Durante a semana, a Justiça Federal deve decidir se aceita ou não as denúncias. No decorrer das investigações, o Ministério Público Federal havia solicitado a prisão preventiva do marinheiro Orhan Satilmis. O pedido foi indeferido em primeira instância. Os procuradores apelaram ao Tribunal Regional Federal da 4ª Região, mas a liminar também foi negada.
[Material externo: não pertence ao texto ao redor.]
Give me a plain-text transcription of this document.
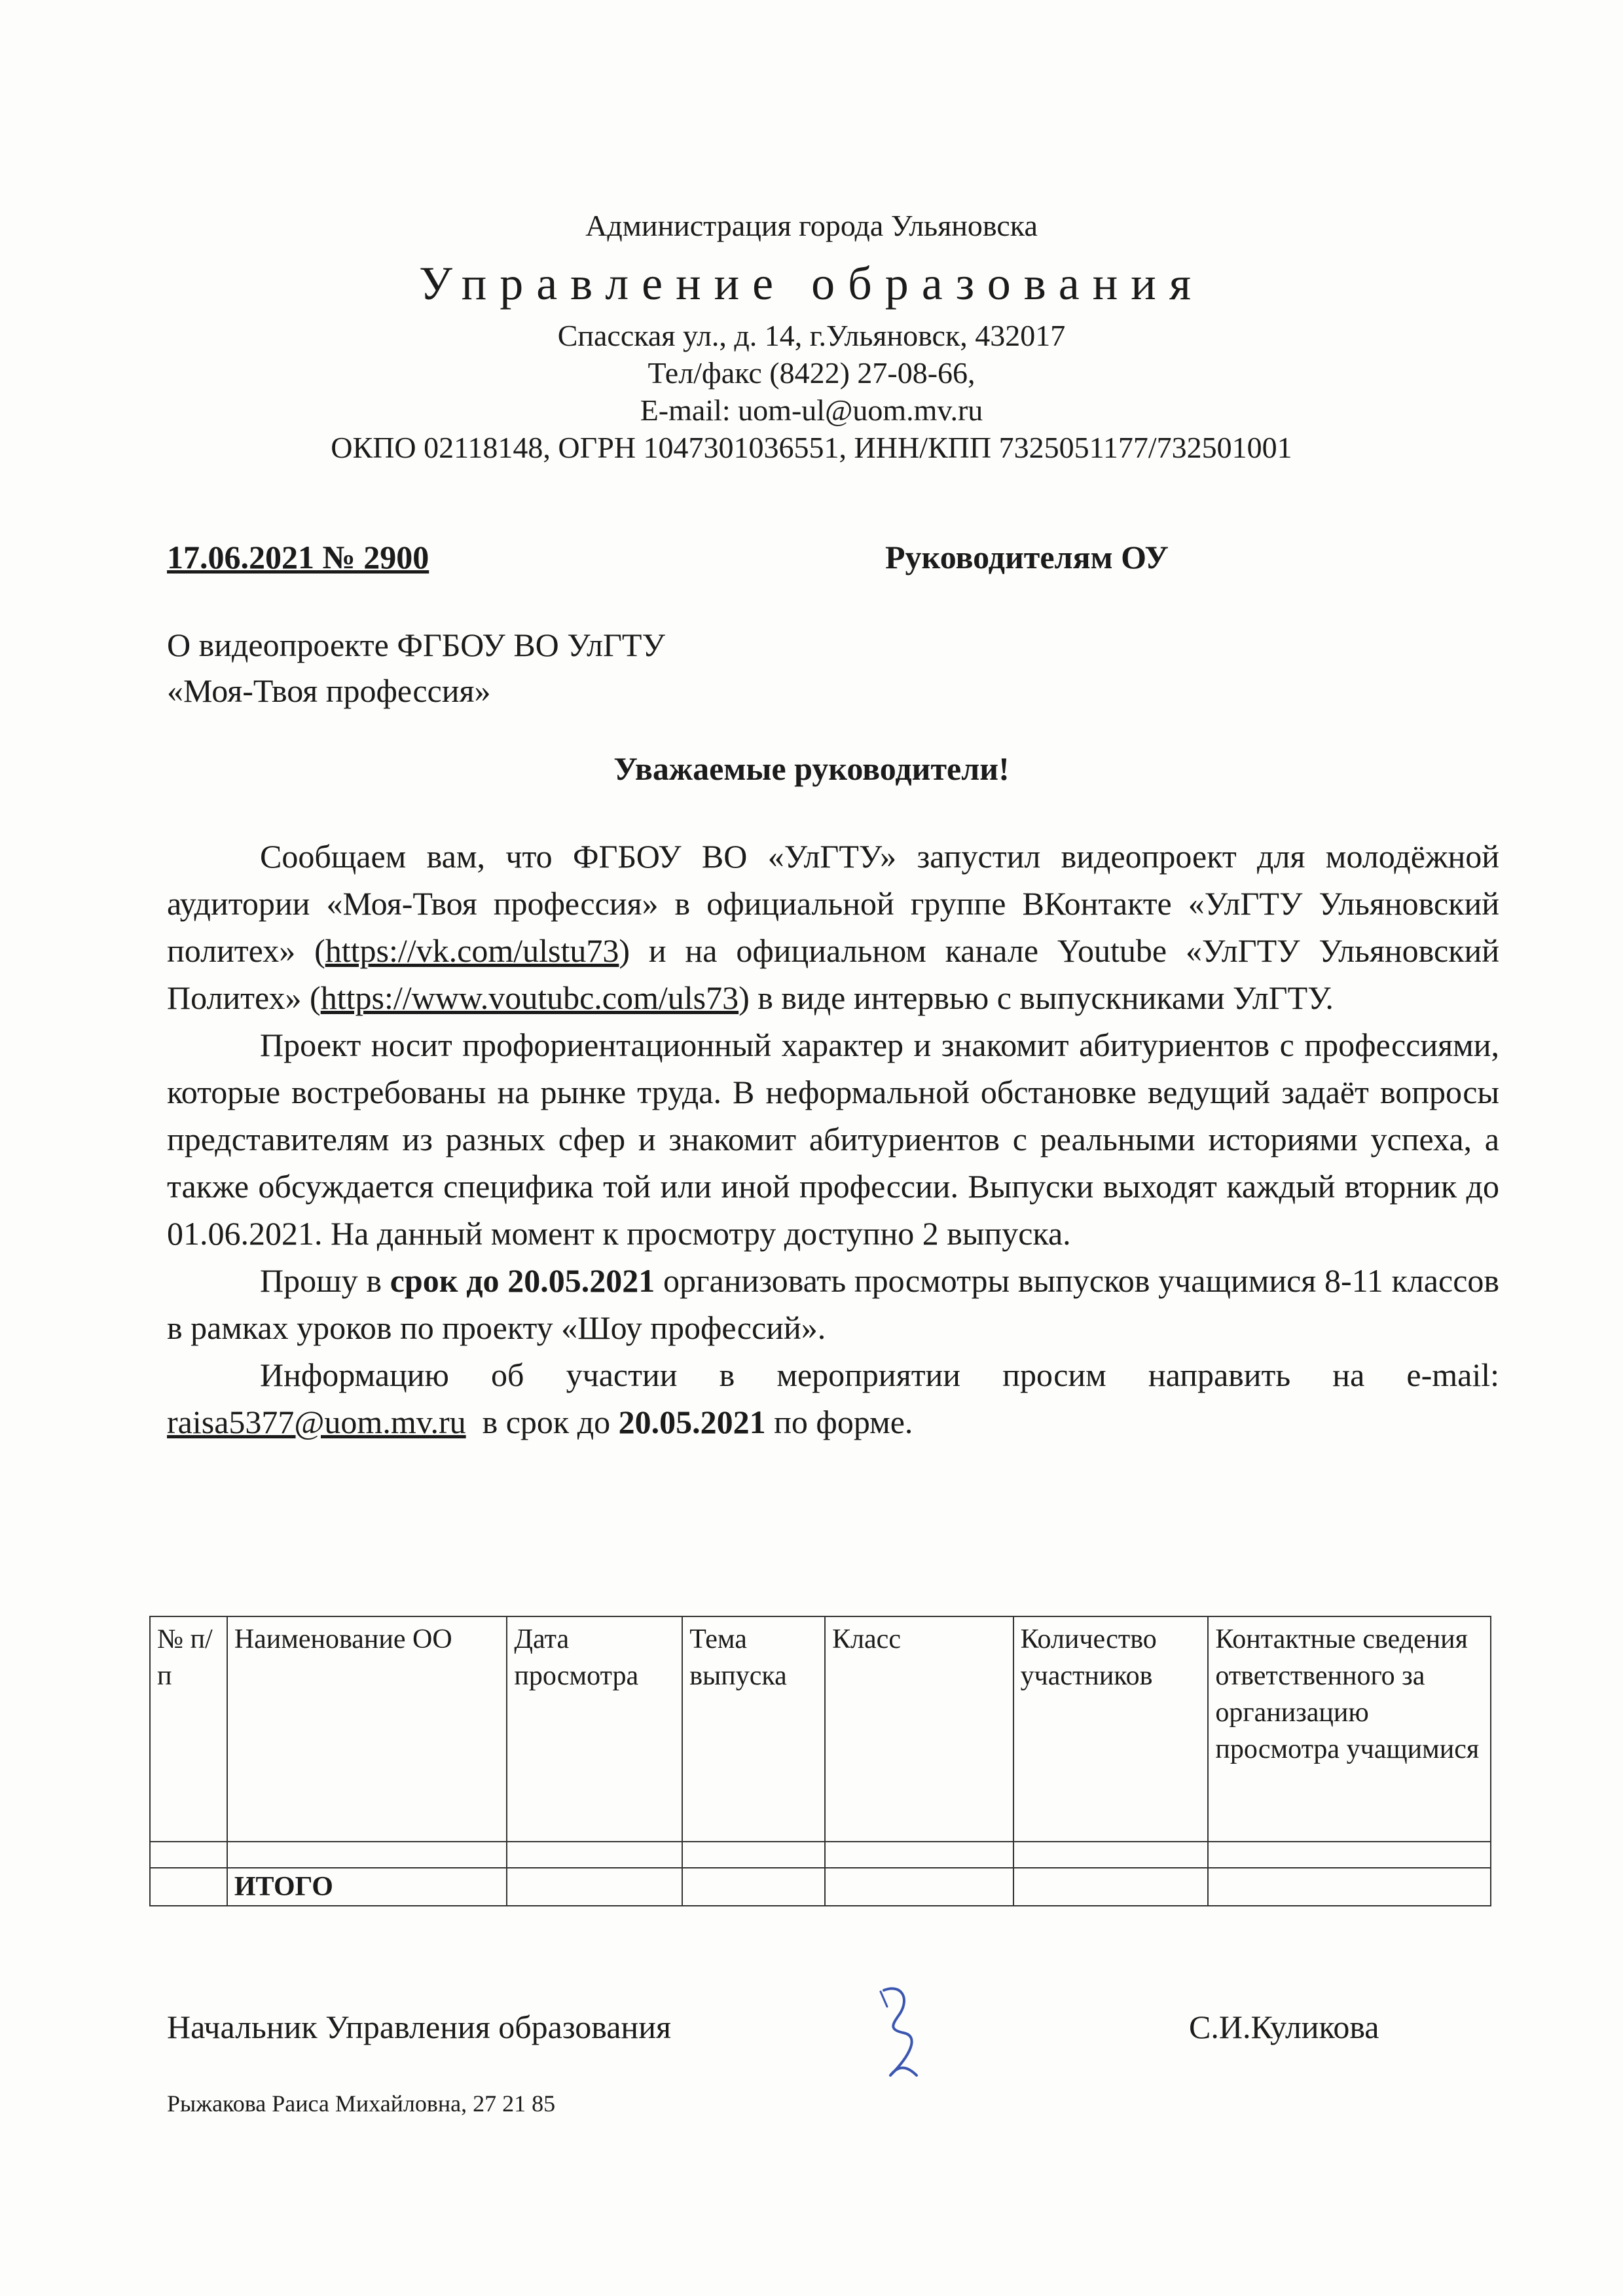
Администрация города Ульяновска
Управление образования
Спасская ул., д. 14, г.Ульяновск, 432017
Тел/факс (8422) 27-08-66,
E-mail: uom-ul@uom.mv.ru
ОКПО 02118148, ОГРН 1047301036551, ИНН/КПП 7325051177/732501001
17.06.2021 № 2900	Руководителям ОУ
О видеопроекте ФГБОУ ВО УлГТУ
«Моя-Твоя профессия»
Уважаемые руководители!

Сообщаем вам, что ФГБОУ ВО «УлГТУ» запустил видеопроект для молодёжной аудитории «Моя-Твоя профессия» в официальной группе ВКонтакте «УлГТУ Ульяновский политех» (https://vk.com/ulstu73) и на официальном канале Youtube «УлГТУ Ульяновский Политех» (https://www.voutubc.com/uls73) в виде интервью с выпускниками УлГТУ.

Проект носит профориентационный характер и знакомит абитуриентов с профессиями, которые востребованы на рынке труда. В неформальной обстановке ведущий задаёт вопросы представителям из разных сфер и знакомит абитуриентов с реальными историями успеха, а также обсуждается специфика той или иной профессии. Выпуски выходят каждый вторник до 01.06.2021. На данный момент к просмотру доступно 2 выпуска.

Прошу в срок до 20.05.2021 организовать просмотры выпусков учащимися 8-11 классов в рамках уроков по проекту «Шоу профессий».

Информацию об участии в мероприятии просим направить на e-mail: raisa5377@uom.mv.ru  в срок до 20.05.2021 по форме.

№ п/п	Наименование ОО	Дата просмотра	Тема выпуска	Класс	Количество участников	Контактные сведения ответственного за организацию просмотра учащимися

	ИТОГО					
Начальник Управления образования	С.И.Куликова
Рыжакова Раиса Михайловна, 27 21 85
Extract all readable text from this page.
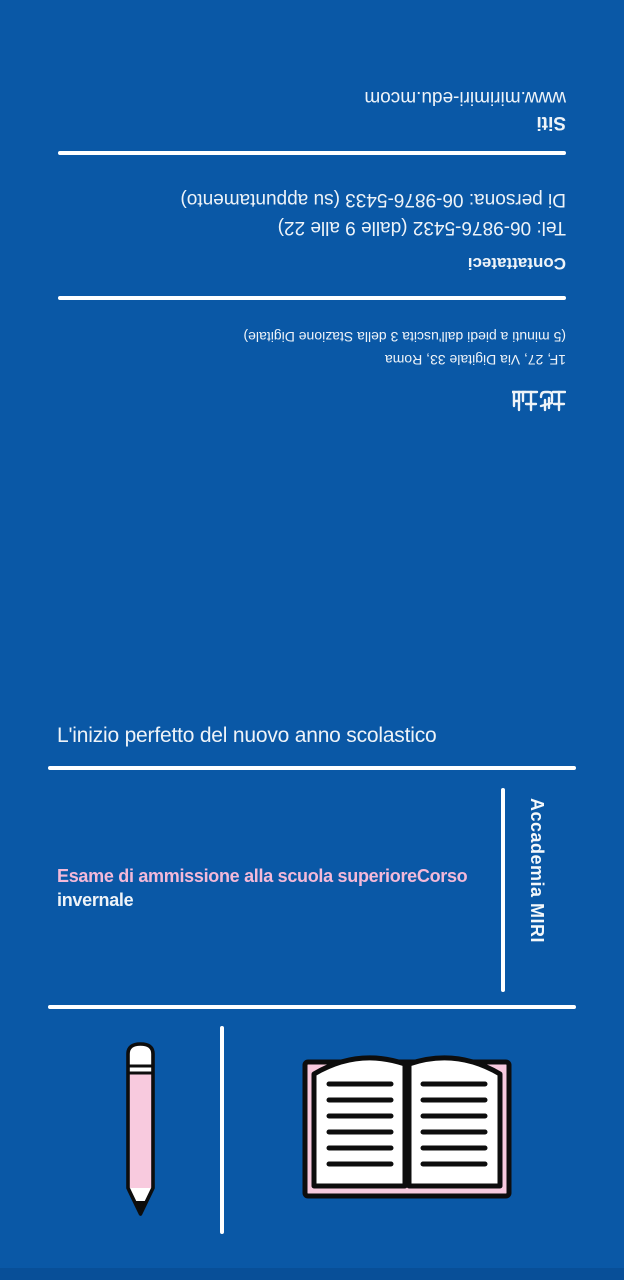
1F, 27, Via Digitale 33, Roma

(5 minuti a piedi dall'uscita 3 della Stazione Digitale)

Contattateci

Tel: 06-9876-5432 (dalle 9 alle 22)

Di persona: 06-9876-5433 (su appuntamento)

Siti

www.mirimiri-edu.mcom

L'inizio perfetto del nuovo anno scolastico
Esame di ammissione alla scuola superioreCorso
invernale	Accademia MIRI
Na cidade paranaense de Paranaguá, a 98 km de Curitiba, os marinheiros denunciados não saíram do hotel durante todo o domingo e houve aumento no número de seguranças no local. Procurado para comentar a denúncia, o advogado Giordano Vilarinho Reinert, responsável pela defesa dos tripulantes do Seref Kuru, estava com o celular desligado. A procuradora não foi localizada.

Sem dormir

No final de junho, o navio Seref Kuru foi retido no porto de Paranaguá após o clandestino ter sido encontrado flutuando em um palhete amarrado em galões de plásticos vazios. Registrado em Malta, o Seref Kuru é operado por um armador turco.

Na madrugada de sexta-feira, o navio zarpou rumo à África, carregado de açúcar, com uma nova tripulação que veio de Turquia para substituir os marinheiros denunciados Em depoimento à Polícia Federal, a vítima disse que entrou clandestinamente no navio no porto de Douala em 16 de junho. Na versão do clandestino, após oito dias escondido embaixo do motor do guindaste, ele teria saído à procura de alimentos e água. Ao encontrá-lo, alguns marinheiros passaram a agredi-lo com chutes e socos e depois o trancaram em uma minúscula cabine.

No local, ele teria ficado preso durante quatro dias, sem poder dormir. A todo o momento, durante o dia e a noite, os marinheiros batiam na porta. Um dos tripulantes, identificado mais tarde como Orhan Satilmis, teria lhe dito que não gostava de negros, pois são todos animais.

No dia 27 de junho, após fundear a embarcação próxima à costa, os tripulantes teriam entregado a ele, 150 euros, US$ 30 e uma lanterna para que chegasse ao Brasil. Ondobo declarou que não sabia nadar. Mesmo assim, ele afirmou que os homens disseram que "era a única saída".